In Liebe, Eure Hilde Film allemand d’Andreas Dresen (2024), avec Liv Lisa Fries, Alexander Scheer, Emma Bading, Lisa Hrdina, Lena Urzendowsky, Tilla Kratochwil, Rachel Braunschweig, Thomas Lawinsky, Fritzi Haberlandt, Florian Lukas, Johannes Hegemann, Lisa Wagner, Sina Martens, Hans-Christian Hegewald, Nico Ehrenteit, Jacob Keller… 2h04. Sortie le 12 mars 2025.
Alexander Scheer et Liv Lisa Fries
La Seconde Guerre mondiale reste pour les cinéastes allemands un sujet inépuisable qui aboutit parfois à des approches singulières, l’évocation du Troisième Reich en tant que tel servant surtout à perpétuer la mémoire auprès des nouvelles générations qui en ignoreraient l’existence et le traumatisme subséquent. La fabrique du mensonge répondait il y a peu à ces critères par son souci de respecter la stricte vérité au point de mettre dans la bouche des interprètes d’Hitler et de Goebbels des phrases validées par les historiens. Le moment semble aussi venu d’évoquer des événements en marge de l’histoire officielle qui l’éclairent parfois d’un jour nouveau, à l’instar de Stella, une vie allemande, ce film sorti l’an dernier qui évoquait le personnage authentique d’une Allemande de confession juive que son aigreur de ne pas avoir réussi à faire carrière comme chanteuse de jazz et les sévices auxquels elle avait été soumise avaient incitée à devenir indicatrice pour la Gestapo et à envoyer ses propres parents dans les camps. Une histoire à manipuler avec des pincettes pour ne pas nourrir les thèses révisionnistes à travers ce personnage de victime devenue bourreau. Berlin, été 42, dont le titre français résonne évidemment en écho au fameux classique de Robert Mulligan, s’attache à l’un des très rares faits de résistance survenus en Allemagne au cours de la Seconde Guerre mondiale, à travers la rencontre champêtre d’un groupe de jeunes gens (incarnés par des interprètes inconnus mais très justes) qui vont rallier les rangs de la lutte clandestine contre le nazisme pour le compte du fameux Orchestre rouge dont l’écrivain Gilles Perrault a immortalisé le réseau français. Dans la fougue insouciante d’un âge qui les incite à se battre pour défendre leurs idées, même s’ils semblent condamnés par avance sous le poids du nombre.

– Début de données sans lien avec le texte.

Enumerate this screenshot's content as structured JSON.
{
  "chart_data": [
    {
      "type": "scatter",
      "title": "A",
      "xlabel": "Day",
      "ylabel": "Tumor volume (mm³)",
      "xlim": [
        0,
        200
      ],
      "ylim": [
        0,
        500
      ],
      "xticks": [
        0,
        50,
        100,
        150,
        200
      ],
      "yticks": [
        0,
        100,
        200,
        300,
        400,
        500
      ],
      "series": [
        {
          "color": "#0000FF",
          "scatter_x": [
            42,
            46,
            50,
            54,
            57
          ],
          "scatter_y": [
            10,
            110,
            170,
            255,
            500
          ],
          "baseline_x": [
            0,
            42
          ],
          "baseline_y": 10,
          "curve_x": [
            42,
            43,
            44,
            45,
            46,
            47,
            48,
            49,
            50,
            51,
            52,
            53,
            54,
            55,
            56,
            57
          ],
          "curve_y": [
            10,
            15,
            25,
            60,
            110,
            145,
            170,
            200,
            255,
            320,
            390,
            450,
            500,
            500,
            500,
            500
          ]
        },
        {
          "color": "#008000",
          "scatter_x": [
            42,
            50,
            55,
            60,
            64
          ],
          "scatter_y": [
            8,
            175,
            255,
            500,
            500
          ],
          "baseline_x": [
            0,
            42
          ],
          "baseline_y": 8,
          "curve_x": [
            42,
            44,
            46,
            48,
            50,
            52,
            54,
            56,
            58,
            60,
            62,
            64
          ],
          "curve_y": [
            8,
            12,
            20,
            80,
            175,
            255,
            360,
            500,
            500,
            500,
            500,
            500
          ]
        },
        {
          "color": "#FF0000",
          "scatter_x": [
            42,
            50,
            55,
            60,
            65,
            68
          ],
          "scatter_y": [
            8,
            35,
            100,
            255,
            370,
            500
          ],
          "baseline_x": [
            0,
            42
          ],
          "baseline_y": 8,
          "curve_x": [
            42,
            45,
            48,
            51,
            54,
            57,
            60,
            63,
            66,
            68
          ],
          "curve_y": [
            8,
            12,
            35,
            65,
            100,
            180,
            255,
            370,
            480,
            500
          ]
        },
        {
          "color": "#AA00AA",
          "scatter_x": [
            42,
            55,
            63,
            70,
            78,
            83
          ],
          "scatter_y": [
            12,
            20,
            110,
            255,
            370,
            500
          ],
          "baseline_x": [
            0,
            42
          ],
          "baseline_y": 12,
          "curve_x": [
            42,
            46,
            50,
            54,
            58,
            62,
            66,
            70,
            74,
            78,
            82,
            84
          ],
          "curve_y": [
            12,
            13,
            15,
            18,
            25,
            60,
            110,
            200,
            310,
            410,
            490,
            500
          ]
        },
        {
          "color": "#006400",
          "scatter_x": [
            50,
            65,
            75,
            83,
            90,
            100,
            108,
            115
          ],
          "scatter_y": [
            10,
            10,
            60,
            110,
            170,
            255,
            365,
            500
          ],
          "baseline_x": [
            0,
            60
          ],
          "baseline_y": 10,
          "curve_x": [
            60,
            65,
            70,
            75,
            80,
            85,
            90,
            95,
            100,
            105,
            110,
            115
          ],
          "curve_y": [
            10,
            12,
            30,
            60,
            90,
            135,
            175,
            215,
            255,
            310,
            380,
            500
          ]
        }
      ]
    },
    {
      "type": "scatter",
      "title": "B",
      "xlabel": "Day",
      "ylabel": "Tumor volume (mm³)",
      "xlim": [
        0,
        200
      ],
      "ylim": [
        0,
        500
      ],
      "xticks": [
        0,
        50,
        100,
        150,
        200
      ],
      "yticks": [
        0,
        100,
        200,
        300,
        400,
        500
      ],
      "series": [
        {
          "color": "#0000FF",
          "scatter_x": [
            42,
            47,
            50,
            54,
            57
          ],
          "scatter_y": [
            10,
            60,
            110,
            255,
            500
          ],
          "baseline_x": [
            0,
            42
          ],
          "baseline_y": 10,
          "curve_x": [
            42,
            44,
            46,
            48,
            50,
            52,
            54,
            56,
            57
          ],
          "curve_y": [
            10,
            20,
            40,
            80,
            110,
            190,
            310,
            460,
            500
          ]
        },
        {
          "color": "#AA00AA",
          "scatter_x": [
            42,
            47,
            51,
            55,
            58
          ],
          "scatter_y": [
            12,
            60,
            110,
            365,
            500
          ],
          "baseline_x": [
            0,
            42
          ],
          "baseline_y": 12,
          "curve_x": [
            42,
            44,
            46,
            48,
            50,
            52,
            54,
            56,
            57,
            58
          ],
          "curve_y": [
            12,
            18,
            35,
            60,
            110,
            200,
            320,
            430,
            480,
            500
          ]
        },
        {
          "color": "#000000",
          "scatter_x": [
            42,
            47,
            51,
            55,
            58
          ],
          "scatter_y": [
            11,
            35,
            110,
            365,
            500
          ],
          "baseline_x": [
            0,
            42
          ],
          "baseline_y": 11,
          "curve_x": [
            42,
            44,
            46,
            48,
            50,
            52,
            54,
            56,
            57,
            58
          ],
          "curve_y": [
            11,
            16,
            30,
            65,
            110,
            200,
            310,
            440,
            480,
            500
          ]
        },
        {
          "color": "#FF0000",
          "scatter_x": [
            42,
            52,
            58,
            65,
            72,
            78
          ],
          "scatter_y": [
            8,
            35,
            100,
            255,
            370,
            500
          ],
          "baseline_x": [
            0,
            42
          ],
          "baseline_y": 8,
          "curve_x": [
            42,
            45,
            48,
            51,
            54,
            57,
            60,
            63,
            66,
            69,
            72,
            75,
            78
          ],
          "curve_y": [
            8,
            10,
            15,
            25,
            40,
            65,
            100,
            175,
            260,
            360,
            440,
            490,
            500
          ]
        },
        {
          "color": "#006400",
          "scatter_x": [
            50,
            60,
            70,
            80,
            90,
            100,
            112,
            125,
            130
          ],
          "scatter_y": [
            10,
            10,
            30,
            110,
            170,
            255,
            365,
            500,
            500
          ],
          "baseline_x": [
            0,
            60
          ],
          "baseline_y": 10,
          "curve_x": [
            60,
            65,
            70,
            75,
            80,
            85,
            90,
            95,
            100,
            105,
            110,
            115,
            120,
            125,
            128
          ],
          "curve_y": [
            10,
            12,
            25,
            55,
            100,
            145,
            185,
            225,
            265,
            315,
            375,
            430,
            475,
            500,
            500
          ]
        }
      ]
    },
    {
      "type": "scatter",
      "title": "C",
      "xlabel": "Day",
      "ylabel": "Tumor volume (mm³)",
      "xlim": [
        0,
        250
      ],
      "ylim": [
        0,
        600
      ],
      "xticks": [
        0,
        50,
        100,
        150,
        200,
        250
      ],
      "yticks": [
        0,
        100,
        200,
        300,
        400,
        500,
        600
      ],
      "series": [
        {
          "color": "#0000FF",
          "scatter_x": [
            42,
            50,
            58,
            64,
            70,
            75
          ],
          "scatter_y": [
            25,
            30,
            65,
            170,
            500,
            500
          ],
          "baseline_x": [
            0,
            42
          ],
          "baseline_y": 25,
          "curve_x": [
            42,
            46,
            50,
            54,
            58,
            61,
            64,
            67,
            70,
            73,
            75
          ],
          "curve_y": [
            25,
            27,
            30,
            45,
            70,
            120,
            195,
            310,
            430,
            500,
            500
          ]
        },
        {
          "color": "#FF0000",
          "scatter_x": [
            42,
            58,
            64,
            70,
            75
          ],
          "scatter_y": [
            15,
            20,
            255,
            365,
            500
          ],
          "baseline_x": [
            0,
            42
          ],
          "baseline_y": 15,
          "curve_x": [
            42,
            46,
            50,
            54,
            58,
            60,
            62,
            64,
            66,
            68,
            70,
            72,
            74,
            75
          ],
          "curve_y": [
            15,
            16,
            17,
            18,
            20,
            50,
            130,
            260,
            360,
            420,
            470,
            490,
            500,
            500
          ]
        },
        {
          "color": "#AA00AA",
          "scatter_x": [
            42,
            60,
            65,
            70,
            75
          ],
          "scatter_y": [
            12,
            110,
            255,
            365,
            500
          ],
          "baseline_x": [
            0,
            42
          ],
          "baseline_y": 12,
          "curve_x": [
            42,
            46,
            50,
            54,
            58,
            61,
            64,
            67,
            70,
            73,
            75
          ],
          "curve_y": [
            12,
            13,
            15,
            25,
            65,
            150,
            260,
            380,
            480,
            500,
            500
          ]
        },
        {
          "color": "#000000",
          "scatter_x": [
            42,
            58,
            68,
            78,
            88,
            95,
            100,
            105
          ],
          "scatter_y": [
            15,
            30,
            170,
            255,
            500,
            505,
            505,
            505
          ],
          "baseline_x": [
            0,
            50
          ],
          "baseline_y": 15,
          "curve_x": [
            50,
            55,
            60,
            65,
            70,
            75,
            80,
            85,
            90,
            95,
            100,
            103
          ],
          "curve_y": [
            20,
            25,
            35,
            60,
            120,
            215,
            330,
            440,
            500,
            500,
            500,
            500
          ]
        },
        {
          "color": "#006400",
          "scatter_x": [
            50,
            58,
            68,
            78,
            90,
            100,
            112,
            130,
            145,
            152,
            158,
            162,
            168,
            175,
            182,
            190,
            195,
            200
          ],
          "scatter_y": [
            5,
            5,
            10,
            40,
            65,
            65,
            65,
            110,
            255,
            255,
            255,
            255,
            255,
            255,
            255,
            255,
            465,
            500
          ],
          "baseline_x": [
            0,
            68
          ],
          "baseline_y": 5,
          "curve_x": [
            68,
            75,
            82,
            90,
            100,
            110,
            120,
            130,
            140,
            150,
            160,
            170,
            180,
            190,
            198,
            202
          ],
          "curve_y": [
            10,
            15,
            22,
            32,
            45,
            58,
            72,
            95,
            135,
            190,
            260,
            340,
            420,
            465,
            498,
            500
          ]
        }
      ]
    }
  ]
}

Alexander Scheer et Liv Lisa Fries
Cette chronique d’un été faussement harmonieux est mise en scène par l’ex-Allemand de l’Est Andreas Dresen sans vraiment insister sur le bruit et la fureur qui résonnent au loin. Au point que les actes de résistance que commettent ses protagonistes sont dépeints comme des gestes de désobéissance civile anodins dont les conséquences vont devenir disproportionnées et servir d’exemple pour la propagande nazie. En effet, ce qui leur est reproché est d’avoir émis des messages radiophoniques en direction de l’URSS, sans qu’on sache même s’ils sont parvenus à leurs destinataires et s’ils ont produit le moindre effet concret. Le parti pris du cinéaste consiste à dédramatiser cet acte au fond assez banal en montrant à quel point ses conséquences supposées ont pu être amplifiées et instrumentalisées pour alimenter le mythe des fameux ennemis de l’intérieur, tout en attisant la haine des communistes accrue par la rupture du Pacte germano-soviétique et un an après le déclenchement de l’opération Barbarossa. Ce film inspiré de faits authentiques montre cette période sous un jour singulier, dans une atmosphère faussement ouatée où les échos de la guerre semblent lointains et n’empêchent pas tout à fait la jeunesse de goûter aux plaisirs de son âge avant de se voir rattrapée par la réalité et châtiée “pour l’exemple”. Son mérite principal consiste à exhumer un phénomène assez isolé et à mettre en évidence les espoirs d’une jeunesse amputée de ses illusions et condamnée au malheur par l’aveuglement de tout un peuple.